Parsing .java file to extract all features - java

I need to parse .java file to do static analyze and extract information from the file like:
variables
methods
annotations
inner classes
...
I need to parse It at runtime something like this:
JavaClass c = parse("file.java");
c.getMethods();
I am not sure if there is any tool already exists, and if not can you please provide with some advice how to build it.

You definitely need to use a good parser for that.
ANTLR is a parser generator that comes with a huge library of ready to use grammars, one of which is Java. With that one it is easy to transform a java source file into an abstract syntax tree. On that tree do whatever analysis or transformation you need.

Have a look to the JavaDoc API. It provides everything you need, and you do not even need to write a parser of your own.
Ok, in the beginning it is far from being intuitive, but the good thing is, it works along the same line as an AnnotationProcessor, so you learn two things in one go.

Is your task an academic one? If not then I would consider supporting/joining an existing static analysis tool project like spotbugs, PMD, ...
And does it really need to be .java files or can it also be .class files? Most available static analysis tools for java work on bytecode. So why reinvent the wheel?
Spotbugs for instance is using BCEL and ASM.

Related

Are there any Java Class Library "header files" containing all method descriptors in the standard library?

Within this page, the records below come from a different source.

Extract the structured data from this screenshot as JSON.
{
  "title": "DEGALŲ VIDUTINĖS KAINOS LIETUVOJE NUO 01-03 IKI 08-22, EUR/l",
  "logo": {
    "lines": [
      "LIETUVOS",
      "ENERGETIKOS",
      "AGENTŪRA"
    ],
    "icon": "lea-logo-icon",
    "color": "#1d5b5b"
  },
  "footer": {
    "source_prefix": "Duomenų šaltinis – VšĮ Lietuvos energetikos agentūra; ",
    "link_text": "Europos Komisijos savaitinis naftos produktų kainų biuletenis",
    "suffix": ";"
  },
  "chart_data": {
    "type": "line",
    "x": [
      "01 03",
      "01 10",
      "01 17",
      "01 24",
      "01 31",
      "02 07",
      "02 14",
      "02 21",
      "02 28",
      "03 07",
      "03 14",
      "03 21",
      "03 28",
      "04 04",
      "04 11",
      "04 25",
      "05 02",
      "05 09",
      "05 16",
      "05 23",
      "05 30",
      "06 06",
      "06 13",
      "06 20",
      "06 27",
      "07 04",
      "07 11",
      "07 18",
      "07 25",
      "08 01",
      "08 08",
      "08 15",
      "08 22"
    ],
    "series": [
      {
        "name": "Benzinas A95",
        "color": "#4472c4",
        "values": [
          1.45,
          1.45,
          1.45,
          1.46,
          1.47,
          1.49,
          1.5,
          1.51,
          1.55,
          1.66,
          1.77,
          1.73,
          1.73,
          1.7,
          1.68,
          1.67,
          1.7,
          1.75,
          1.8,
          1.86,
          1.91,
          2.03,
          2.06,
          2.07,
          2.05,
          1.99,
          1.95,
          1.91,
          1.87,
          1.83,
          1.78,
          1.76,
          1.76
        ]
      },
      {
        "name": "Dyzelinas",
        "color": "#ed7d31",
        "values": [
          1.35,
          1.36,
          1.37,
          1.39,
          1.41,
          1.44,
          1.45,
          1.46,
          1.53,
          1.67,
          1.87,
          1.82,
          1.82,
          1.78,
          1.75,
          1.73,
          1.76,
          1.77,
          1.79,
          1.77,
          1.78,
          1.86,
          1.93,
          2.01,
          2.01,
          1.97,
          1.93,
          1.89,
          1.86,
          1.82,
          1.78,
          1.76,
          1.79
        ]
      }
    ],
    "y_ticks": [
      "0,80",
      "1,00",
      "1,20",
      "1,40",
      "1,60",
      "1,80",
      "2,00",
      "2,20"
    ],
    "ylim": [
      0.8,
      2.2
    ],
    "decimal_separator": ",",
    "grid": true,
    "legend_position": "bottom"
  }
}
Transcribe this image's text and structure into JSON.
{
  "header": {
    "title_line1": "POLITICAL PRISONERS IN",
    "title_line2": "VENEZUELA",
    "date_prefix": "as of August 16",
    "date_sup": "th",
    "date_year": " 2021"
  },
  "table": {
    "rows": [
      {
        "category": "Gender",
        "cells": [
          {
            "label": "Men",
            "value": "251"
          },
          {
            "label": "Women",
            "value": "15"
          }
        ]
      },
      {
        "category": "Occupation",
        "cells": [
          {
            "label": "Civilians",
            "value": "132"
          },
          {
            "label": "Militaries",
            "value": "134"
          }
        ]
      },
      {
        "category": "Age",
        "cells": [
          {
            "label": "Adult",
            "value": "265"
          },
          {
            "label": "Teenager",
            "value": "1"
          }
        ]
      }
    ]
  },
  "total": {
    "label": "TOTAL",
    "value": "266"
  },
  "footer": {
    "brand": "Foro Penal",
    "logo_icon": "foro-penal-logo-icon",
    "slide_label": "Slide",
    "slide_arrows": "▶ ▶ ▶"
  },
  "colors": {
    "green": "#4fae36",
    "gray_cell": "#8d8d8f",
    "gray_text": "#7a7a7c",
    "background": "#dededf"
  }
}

In order to create a valid .class file, every method has to have a full internal name and type descriptors associated with it. When procedurally creating these, is there some sort of lookup table one can use (outside of Java, where a ClassLoader can be used) to get these type descriptors from a method name? For example, how would one go from Scanner.hasNextByte to boolean java.util.Scanner.hasNextByte(int) / boolean java.util.Scanner.hasNextByte() (or even from java.util.Scanner.hasNextByte to boolean java.util.Scanner.hasNextByte(int) / boolean java.util.Scanner.hasNextByte())? The above example has overloading in it, which is another problem a human- but mostly computer-readable declarations file would hopefully address.
I've found many sources of human-readable documentation like https://docs.oracle.com/javase/8/docs/api/index.html containing uses of each method, hyperlinks to other places, etc. but never a simple text file or collection of files containing just declarations in any format. If there's no such file(s) don't worry about it, I can try and scrape some annoying HTML files, but if there is it would save a lot of time. Thanks!
The short answer is No.
There isn't a "header file" containing the class and method signatures for the Java class libraries. The Java tool chain has no need for such a thing. Nor do 3rd-party Java compilers, or compilers for other languages that rely on the Java SE class libraries.
AFAIK, there isn't a 3rd-party tool that builds such a file or an equivalent database or in-memory data structures.
You could create one though.
You could chose an existing Java parsing library, and use it to build parse trees for all of the source files in the class library, and emit the information that you need.
You could potentially create a custom Javadoc "doclet" plugin to emit the information.
Having said that, I don't understand why you would need such a mapping. Surely, your IDE does this already ... and exposes the information via some internal API. And if this is not for an IDE plugin, what it is for?
You commented:
I'm making a compiler for a JVM-based programming language ....
Ah ... so your compiler should do what other compilers do. Get the information from the ".class" file. You can either load the class using a standard or custom class loader, or you can use a library like asm or bcel or javassist ... which can read a ".class" file without loading it.
(I haven't checked, but I think the standard javac compiler uses an internal API to do this.)
Note that your proposed approaches won't work for interfacing with 3rd-party Java libraries where the source code is not available and/or the javadoc is not scrapable.
What about building it from the source files for the standard library?
The Oracle Java 8 API web pages you referenced was created by Javadoc processing of source files for the Java standard library.
If you use an IDE with a debugger, there is a good chance you already have much of the standard library source code downloaded. After all, if you set a break point, and then follow the program step-by-step with "Step into", you can trace the execution of the program into standard library methods. The source files would be part of the JDK.
However, some parts of the standard library source might not be available, due to licensing restrictions.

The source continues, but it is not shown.